LAHORE, June 12: While annual Economic Surveys launched by government on the eve of the national budget are never models of accuracy and logic, one cannot recall this document so heavily defiant of these principles than the latest Survey.

Numerous aspects of the Survey are on occasion mere raising eyebrows but it is the theme of poverty that produces a claim substantiated by specially manufactured data but contradicted by statistics in the Survey on many poverty-linked aspects.

A 4.2 per cent reduction has been claimed in the incident of poverty. The main evidence cited to authenticate a 'decline in poverty', indeed reversal of previous trends is a limited survey conducted in April-May this year. The Finance Minister has also asserted that 'other indicators representing the living conditions of the people have shown improvement over 2000-01.

What are these indicators? The survey under reference was primarily urban based while poverty is more rampant in rural Pakistan that is predominantly, indeed wholly, dependent on agriculture. The Survey reports a disappointing 2.4 per cent growth rate for the agriculture sector against a target of 4.2 per cent. That makes for rise in poverty rather than arresting existing trends, let alone their reversal.

Two of the main cash crops of the country, cotton and wheat, were 'lacklustre'-explanations of pest attack and bad weather are simplistic but that is another issue. These crops involve a large percentage of farmers. Are unsatisfactory crops a formulae for countering poverty?

Similarly, should statistics for inflation growing at 3.9 per cent over the first ten months of the last year against 3.3 per cent for the same period a year before, 4.9 per cent rise in food items against 3.1 per cent for the year before, unemployment galloping at 8.27 and National Savings 'remaining flat at 20 per cent' for the last two years be viewed as contributing towards reduction in poverty or intensifying misery?
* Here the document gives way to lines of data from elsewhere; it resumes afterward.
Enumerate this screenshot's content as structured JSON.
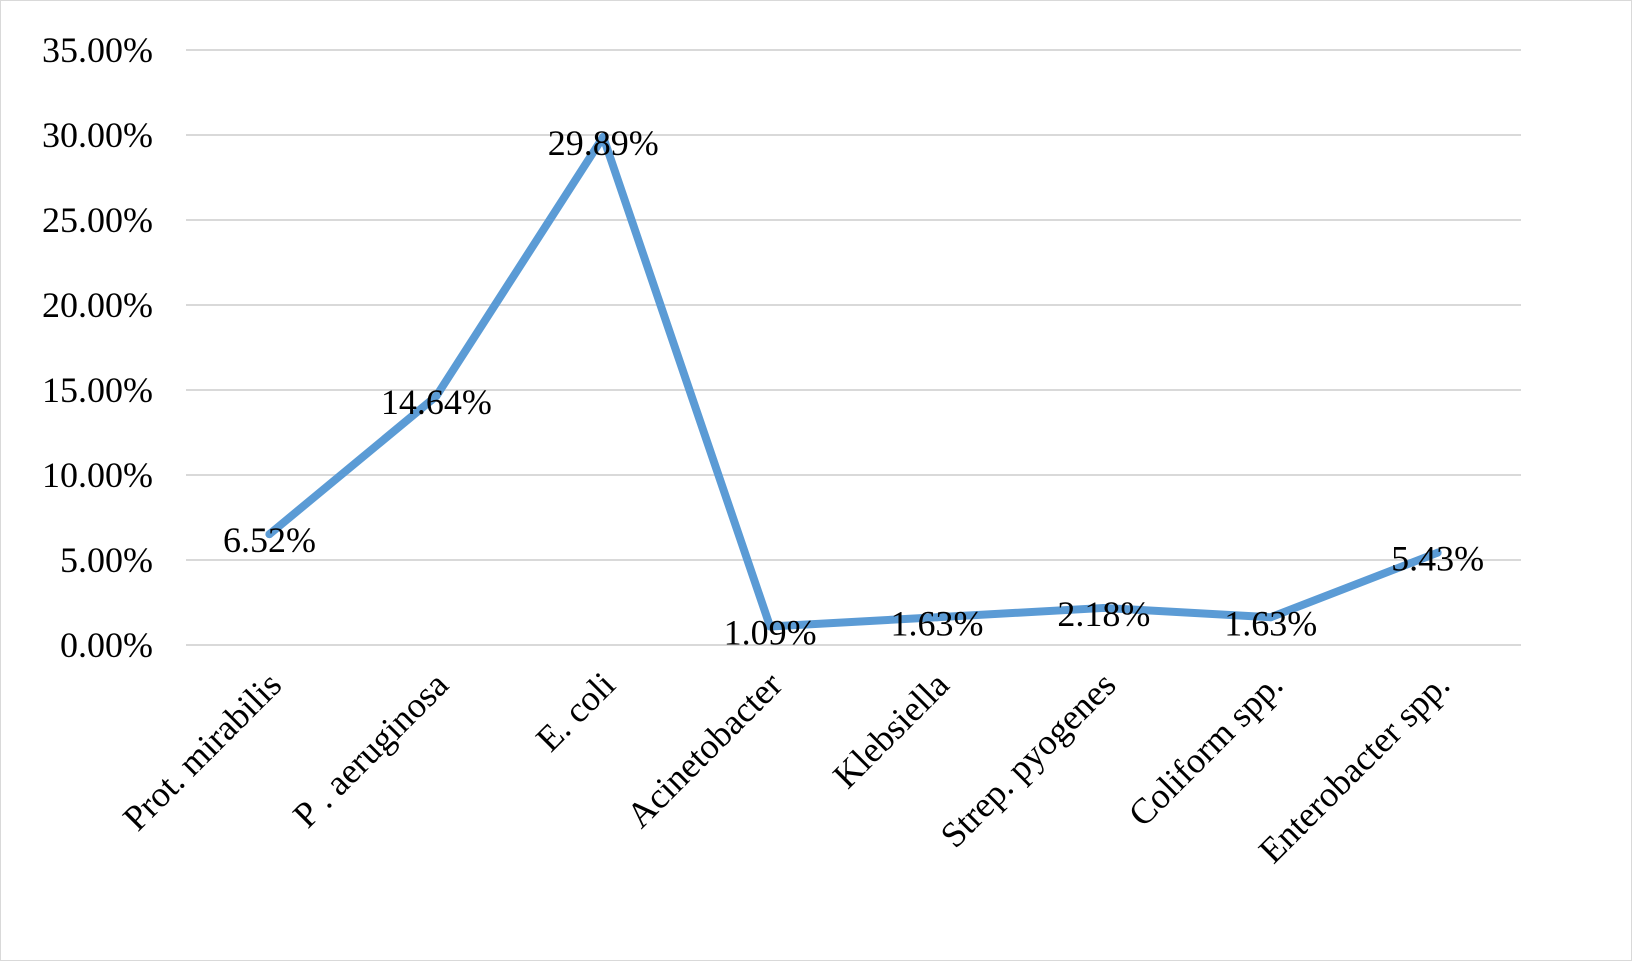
{
  "chart_data": {
    "type": "line",
    "title": "",
    "xlabel": "",
    "ylabel": "",
    "categories": [
      "Prot. mirabilis",
      "P . aeruginosa",
      "E. coli",
      "Acinetobacter",
      "Klebsiella",
      "Strep. pyogenes",
      "Coliform spp.",
      "Enterobacter spp."
    ],
    "series": [
      {
        "values": [
          6.52,
          14.64,
          29.89,
          1.09,
          1.63,
          2.18,
          1.63,
          5.43
        ],
        "data_labels": [
          "6.52%",
          "14.64%",
          "29.89%",
          "1.09%",
          "1.63%",
          "2.18%",
          "1.63%",
          "5.43%"
        ],
        "color": "#5b9bd5"
      }
    ],
    "ylim": [
      0,
      35
    ],
    "yticks": [
      0,
      5,
      10,
      15,
      20,
      25,
      30,
      35
    ],
    "ytick_labels": [
      "0.00%",
      "5.00%",
      "10.00%",
      "15.00%",
      "20.00%",
      "25.00%",
      "30.00%",
      "35.00%"
    ],
    "grid": true,
    "grid_color": "#d9d9d9",
    "legend": "none"
  }
}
The Economic Survey notes, quite correctly, an alarming increase in environmental degradation despite the government's efforts to improve conditions. Urban populations are under the risk of air pollution, provision of fresh water supplies in many parts of the country and some negative environmental factors are 'more than five times as high as in industrial countries and Latin America', according to the Survey. Which argument should one accept? Leading urban centres are simply bursting at the seams; their populations are growing at a frightening rate while civic facilities and basic services have failed to keep pace with higher population. The cities are expanding because of rural migration and the reason behind people leaving their hearths and homes is always poverty. Degradation of environmental conditions thus points towards rising poverty in the country, particularly in rural areas.

Some of the factors listed in the Survey as proof of better living conditions are drinking water, sanitation and use of electricity and gas for cooking purposes. How could such statistics be compiled in the face of incontrovertible evidence of deteriorating sanitary conditions and deaths by drinking of contaminated water in addition to official research citing a percentage of poison in the drinking water available in many cities makes one wonder.

The question that the Survey's contents on poverty throws up is: are its authors live in a private world or they have premeditatedly produced a document that is in stark contradiction of prevailing realities, one that misrepresents and misinterprets.